Leurs motivations ne sont pas clairement expliquées : naïveté, insouciance, l’idéologie ou courage ? Ils se retrouvent en tous cas bien malgré eux en pleine guerre et au cœur des bombardements. Les massacres de la guerre chirurgicale y sont effroyablement décris. Pris au piège, ils cherchent à regagner le Pakistan.

Les trois de Tipton
Les trois de Tipton
Dans la panique, ils embarquent pour un bus qui les emmènent tout droit vers les combats. Ils sont alors raflés par les troupes américaines qui les soupçonnent d’être sympathisants des talibans puis membres d’Al-Qaïda. Commence dès lors une descente aux enfers. Monir a disparu dans les bombardements. Shafiq, Ruhel et Asif sont transportés en containers et arrivent au camp de Kandahar. Ils sont ensuite transférés à Guantanamo.

Les véritables Shafiq, Ruhel et Asif, témoigent dans le film
Les véritables Shafiq, Ruhel et Asif, témoigent dans le film
Il ne s’agit pas véritablement d’un documentaire, mais plutôt d’un travail de reconstitution des faits. Les trois prisonniers survivants racontent leur histoire. Michael Winterbottom s’est contenté de retranscrire cinématographiquement les témoignages des trois rescapés.

La première partie du film, avant l’arrestation, est haletante. La réalisation est nerveuse et précise. Le découpage, incisif, rappelle le road-movie. En dehors des séquences de reconstitution, le film est ponctué d’images d’archives, de déclarations de George Bush et de Donald Rumsfeld. Les témoignages des véritables Asif, Shafiq et Ruhel viennent aussi confirmer, entre chaque séquence, les mésaventures des trois compagnons.

Uniforme porté par les prisonniers de Guantanamo
Uniforme porté par les prisonniers de Guantanamo

Un univers dénué de toute humanité

La seconde partie du film se déroule après l’arrestation. Les images sont poignantes. Entassés par douzaines dans des containers, puis parqués de prisons en camps, pour finir à Guantanamo. Les scènes de tortures, autant physiques que psychologiques sont d’un réalisme glaçant.
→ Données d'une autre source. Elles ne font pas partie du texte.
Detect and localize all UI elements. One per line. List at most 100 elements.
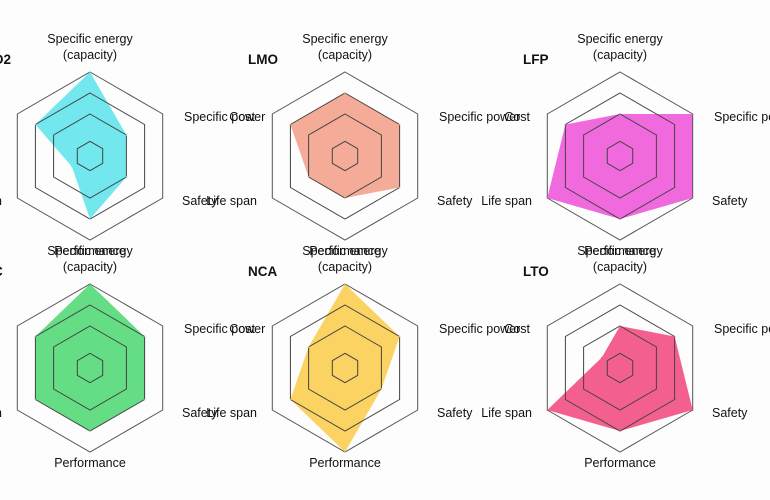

Un traitement inhumain, dégradant, et contredisant - malgré les déclarations de Rumsfeld - les droits des prisonniers et la Convention de Genève. Une descente aux enfers de deux ans, dans des petites cages sous un soleil brûlant, avec uniformes orange, pieds et poings liés, cagoule et interrogatoires musclés.

Si la première partie du film paraît parfois un peu trop rocambolesque, un peu floue et simple, celle qui se déroule dans les camps témoigne d’une réalité qui semble alors irréfutable et inacceptable.

Les trois de Tipton sont finalement relâchés, sans explications, sans excuses, sans procédure et sans aucunes charges contre eux en mars 2004. Depuis 2001, 760 détenus sont passés par Guantanamo, 500 prisonniers y seraient encore. L’Union européenne a appelé les autorités des Etats-Unis a fermé ce camp. La Cour suprême des Etats-Unis a récemment invalidé les tribunaux d’exception de Guantanamo, mettant un frein aux pouvoirs démesurés de l’administration Bush. Cette dernière ne peut plus garder des prisonniers indéfiniment et sans procédure légale.